TIP: Neem de rust die je nodig hebt. Bij controleposten en ook tussendoor kan je doorlopen of je kan even halt houden en eventueel je voeten checken. Naarmate de tocht vordert, wordt dat laatste vaker gedaan. Blijf ook niet té lang hangen, je moet ook weer rechtstaan en opnieuw in beweging komen. Ook je benen even omhoog leggen doet deugd, even je kuiten masseren, je tenen in de andere richting plooien, wat stretchoefeningen doen,… allemaal goed.

Mijne zoon is de tough guy geweest dit jaar: hij stopte geen enkele keer aan de posten en sloeg ook de ehbo over. Dat resulteerde in heel wat blaren, die achteraf gelukkig ook snel weer genazen. Ik deed het andersom: ik controleerde wanneer er signalen waren (ook niet altijd). Bij een kleine blaar nam ik er mijn nieuwe liefde bij: Compeed blaarpleisters! Een aanrader! Deze plakkers kleef je als een tweede huid over je tenen/voeten. Later bleek dat blaarke 10x gegroeid te zijn. Vermits ik zelf geen naald, watten en ontsmettingsmiddel bij had en nog een hele weg te gaan, liet ik het even doorprikken bij de ehbo-post. Dat bleek een goede zet: ik heb er verder weinig last meer van gehad en die is achteraf ook heel snel genezen. Aan de rechterkant heb ik preventief geplakt, want daar zou zich sowieso hetzelfde gaan voordoen. Ik heb de blaarpleisters van Compeed en Kruidvat getest: kwalitatief zijn die van Compeed veruit de beste. Die van Kruidvat doen zeker ook hun werk. Ze zijn wel stugger en minder soepel in het aanbrengen. Ook bij Hema bieden ze blaarpleisters aan (nog niet getest).   

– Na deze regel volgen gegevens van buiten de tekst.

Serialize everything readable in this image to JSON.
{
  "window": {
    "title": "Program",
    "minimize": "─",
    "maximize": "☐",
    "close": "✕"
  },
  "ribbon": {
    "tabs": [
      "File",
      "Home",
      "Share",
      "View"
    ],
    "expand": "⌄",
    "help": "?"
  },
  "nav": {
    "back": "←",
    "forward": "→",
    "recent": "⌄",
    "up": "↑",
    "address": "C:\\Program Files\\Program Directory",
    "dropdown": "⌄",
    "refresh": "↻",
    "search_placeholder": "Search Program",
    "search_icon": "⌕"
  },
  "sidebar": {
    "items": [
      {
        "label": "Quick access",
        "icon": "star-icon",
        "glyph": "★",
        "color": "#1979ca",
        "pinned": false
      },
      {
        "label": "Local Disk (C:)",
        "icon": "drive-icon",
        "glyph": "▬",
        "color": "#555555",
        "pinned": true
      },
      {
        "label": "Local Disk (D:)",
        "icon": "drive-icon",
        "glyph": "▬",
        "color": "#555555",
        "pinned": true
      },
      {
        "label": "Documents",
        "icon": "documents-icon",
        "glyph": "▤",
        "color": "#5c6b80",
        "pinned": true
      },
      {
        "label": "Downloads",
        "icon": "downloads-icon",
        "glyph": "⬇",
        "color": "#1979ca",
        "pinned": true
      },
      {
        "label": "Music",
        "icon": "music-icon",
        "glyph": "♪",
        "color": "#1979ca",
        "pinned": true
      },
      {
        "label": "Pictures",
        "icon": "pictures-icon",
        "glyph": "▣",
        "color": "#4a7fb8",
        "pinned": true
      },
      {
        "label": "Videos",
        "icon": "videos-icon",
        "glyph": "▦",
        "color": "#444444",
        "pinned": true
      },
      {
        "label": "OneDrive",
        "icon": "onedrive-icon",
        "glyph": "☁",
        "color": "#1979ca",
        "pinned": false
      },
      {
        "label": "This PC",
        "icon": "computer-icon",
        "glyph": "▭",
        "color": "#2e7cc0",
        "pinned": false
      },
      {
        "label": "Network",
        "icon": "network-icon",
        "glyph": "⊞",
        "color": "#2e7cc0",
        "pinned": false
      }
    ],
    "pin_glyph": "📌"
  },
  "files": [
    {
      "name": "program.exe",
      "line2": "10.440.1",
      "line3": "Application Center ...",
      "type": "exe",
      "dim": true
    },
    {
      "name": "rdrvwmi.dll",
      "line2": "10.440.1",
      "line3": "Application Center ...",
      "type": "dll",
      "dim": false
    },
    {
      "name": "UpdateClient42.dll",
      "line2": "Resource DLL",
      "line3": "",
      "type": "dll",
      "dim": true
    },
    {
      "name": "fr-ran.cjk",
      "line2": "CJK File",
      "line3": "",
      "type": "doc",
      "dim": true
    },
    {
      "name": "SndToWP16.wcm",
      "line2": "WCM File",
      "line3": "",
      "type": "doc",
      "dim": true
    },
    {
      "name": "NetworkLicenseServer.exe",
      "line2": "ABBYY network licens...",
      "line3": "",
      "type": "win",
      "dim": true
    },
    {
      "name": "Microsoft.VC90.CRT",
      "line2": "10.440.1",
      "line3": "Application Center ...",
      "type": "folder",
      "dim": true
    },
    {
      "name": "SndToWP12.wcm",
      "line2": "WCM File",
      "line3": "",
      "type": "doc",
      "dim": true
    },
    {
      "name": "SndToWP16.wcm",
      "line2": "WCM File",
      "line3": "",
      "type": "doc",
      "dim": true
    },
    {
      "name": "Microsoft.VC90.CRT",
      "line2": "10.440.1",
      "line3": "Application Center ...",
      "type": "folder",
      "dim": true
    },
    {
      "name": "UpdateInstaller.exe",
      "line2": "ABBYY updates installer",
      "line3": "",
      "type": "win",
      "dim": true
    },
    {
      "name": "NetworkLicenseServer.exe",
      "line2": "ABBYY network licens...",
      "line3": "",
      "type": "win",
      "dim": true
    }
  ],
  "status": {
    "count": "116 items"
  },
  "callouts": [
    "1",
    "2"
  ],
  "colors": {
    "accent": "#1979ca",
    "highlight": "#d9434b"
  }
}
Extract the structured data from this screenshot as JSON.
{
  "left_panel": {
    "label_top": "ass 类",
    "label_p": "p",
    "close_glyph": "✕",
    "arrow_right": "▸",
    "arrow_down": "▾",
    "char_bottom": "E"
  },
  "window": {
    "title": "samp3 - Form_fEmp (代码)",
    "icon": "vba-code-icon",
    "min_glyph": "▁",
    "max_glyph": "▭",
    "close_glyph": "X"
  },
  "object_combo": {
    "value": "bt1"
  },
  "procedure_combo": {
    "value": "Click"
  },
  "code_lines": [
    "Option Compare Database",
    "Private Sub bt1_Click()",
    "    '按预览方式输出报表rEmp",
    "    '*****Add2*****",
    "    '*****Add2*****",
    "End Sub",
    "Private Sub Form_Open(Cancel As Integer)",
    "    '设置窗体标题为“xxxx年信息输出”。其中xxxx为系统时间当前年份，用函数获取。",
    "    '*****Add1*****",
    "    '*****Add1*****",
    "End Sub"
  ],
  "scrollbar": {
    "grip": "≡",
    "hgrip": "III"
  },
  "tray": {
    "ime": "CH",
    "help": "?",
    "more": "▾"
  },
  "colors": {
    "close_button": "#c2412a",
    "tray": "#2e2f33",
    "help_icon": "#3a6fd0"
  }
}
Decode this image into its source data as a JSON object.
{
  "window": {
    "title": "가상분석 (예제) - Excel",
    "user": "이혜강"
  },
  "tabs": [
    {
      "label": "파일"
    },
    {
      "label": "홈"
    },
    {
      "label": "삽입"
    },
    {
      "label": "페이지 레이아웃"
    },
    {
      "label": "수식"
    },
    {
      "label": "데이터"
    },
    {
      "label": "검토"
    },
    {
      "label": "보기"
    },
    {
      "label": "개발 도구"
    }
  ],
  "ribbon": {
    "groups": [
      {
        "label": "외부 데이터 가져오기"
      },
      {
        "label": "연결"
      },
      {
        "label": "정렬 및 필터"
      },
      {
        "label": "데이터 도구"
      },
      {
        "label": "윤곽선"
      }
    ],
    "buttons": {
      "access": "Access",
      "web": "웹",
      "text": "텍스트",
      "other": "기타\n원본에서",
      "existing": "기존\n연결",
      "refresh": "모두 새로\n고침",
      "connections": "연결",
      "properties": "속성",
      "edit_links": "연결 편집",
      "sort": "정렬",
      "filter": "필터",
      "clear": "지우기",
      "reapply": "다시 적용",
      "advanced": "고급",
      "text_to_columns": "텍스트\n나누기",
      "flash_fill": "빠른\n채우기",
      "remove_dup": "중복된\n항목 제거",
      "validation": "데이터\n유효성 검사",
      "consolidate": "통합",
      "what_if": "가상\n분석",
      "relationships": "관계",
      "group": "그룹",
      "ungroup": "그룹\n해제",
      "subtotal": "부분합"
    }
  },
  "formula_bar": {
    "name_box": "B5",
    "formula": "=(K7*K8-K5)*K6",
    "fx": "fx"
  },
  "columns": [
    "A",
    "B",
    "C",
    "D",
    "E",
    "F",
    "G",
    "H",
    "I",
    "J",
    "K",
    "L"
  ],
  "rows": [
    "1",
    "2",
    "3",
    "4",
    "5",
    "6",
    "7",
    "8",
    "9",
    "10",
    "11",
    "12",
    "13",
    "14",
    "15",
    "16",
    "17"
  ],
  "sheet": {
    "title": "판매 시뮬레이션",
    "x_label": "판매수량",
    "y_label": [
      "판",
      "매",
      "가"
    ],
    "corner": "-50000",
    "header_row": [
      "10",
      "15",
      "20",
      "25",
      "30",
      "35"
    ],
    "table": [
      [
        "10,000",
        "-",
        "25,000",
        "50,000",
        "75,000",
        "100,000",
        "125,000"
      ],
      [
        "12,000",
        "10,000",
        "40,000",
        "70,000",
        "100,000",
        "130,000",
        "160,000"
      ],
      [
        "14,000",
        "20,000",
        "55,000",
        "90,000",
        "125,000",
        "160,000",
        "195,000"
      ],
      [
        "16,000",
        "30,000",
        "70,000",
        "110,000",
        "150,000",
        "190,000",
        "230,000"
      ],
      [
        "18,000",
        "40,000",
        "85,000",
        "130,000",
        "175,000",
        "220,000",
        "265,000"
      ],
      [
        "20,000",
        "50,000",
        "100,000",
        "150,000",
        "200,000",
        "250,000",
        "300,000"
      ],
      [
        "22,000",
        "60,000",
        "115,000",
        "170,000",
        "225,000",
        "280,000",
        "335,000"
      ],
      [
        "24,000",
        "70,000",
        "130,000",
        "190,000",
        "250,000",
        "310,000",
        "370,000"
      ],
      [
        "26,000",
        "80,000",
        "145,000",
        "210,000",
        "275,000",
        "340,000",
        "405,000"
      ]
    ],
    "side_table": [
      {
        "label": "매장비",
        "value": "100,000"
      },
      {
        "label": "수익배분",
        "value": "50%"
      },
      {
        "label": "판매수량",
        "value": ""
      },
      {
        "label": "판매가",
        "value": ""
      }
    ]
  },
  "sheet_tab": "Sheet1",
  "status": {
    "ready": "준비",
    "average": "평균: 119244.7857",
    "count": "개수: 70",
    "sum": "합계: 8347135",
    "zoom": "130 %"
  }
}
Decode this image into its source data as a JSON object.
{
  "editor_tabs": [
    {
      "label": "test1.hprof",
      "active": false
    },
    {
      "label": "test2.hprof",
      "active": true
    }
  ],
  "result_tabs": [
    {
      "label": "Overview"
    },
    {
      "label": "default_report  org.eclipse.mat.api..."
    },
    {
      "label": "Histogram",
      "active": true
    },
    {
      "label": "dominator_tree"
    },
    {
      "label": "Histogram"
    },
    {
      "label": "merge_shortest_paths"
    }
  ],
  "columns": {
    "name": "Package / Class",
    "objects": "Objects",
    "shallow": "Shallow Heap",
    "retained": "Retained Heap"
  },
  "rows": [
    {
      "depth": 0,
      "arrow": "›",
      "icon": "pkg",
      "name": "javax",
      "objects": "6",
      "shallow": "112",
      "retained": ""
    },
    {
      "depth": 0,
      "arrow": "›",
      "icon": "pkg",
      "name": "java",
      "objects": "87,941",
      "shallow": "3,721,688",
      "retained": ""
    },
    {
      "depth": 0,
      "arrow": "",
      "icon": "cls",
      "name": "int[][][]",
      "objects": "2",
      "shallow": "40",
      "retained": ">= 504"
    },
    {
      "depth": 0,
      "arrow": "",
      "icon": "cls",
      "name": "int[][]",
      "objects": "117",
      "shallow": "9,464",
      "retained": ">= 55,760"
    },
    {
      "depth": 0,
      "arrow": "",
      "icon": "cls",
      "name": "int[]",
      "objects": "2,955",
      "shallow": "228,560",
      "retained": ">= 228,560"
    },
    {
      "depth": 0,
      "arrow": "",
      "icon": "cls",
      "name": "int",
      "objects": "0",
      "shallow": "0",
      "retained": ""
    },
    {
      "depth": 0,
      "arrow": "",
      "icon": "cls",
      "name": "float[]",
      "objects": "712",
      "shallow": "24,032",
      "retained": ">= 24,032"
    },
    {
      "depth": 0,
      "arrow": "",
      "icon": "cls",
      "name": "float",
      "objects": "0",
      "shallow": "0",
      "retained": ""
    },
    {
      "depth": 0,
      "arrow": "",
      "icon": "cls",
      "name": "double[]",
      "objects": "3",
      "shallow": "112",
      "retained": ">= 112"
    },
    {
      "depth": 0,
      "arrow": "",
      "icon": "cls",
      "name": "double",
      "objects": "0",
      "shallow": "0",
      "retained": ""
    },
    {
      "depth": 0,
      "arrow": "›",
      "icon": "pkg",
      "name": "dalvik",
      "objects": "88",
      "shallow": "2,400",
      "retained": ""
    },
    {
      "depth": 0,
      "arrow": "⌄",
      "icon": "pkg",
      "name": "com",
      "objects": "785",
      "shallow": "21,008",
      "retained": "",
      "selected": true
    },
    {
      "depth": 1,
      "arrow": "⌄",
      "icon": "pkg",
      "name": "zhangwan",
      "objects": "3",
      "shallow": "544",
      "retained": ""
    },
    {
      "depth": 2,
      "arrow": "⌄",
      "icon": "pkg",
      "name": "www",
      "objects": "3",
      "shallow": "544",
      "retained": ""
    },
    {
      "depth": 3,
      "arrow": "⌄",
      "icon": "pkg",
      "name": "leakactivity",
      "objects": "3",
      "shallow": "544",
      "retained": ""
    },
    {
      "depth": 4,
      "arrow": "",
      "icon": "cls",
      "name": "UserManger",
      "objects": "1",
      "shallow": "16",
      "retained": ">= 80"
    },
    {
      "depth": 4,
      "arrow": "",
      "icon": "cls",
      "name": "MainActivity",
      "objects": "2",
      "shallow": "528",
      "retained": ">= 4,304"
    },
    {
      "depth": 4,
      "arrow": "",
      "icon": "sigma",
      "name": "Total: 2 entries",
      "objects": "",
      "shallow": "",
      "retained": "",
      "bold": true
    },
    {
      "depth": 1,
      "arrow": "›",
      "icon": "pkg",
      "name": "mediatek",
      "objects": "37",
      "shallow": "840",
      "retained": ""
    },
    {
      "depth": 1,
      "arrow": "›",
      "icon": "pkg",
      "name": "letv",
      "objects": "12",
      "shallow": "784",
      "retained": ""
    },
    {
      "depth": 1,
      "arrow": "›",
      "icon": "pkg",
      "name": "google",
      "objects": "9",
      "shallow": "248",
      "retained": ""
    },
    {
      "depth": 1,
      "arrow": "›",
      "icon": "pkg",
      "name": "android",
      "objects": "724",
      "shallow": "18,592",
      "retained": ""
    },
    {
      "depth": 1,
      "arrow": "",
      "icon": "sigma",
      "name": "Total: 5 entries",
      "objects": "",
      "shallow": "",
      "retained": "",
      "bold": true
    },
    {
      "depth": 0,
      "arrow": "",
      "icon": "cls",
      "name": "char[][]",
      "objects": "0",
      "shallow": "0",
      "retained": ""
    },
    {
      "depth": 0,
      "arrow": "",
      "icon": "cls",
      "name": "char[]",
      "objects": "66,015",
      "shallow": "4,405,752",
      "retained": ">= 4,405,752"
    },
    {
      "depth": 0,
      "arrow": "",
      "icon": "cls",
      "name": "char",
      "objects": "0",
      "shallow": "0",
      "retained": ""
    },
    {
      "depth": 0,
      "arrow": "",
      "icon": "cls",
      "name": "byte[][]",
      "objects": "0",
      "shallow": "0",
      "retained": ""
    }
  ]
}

TIP: Doe wat werkt voor jou! Een must! Je kan alleen op tocht gaan, met een buddy of met een hele groep. Alles heeft voor en nadelen. Volg vooral je eigen tempo. Ben je met 2 of drie, dan is het nuttig op voorhand samen ook al wandelingen te gaan doen, om je af te stemmen op elkaar en te kijken of je ritme en tempo overeenkomt. Merk je tijdens de tocht dat de verschillen te groot worden, is het vaak beter alleen verder te gaan (of met een beperktere groep).

100km eenzelfde kadans aanhouden, dat ga je voelen. Doe jezelf en wat werkt voor jou. Voor mij ging joggen vaak heel wat vlotter dan stappen. Het brengt immers afwisseling in het gebruik van je spieren en je houding. Ook wandelen met m’n voeten naar buiten gedraaid, naar binnen gedraaid, gehurkt alsof ik op een stoel zat, dansend, zwierend met m’n armen op en neer of heen en weer, zingen, huppelen, zijwaartse pas,… Ik deed het allemaal en regelmatig opnieuw, omdat het vlotter ging. Ook de juiste muziek kan een ontzettende boost geven. Een koptelefoon is daarbij handiger dan oortjes met draad.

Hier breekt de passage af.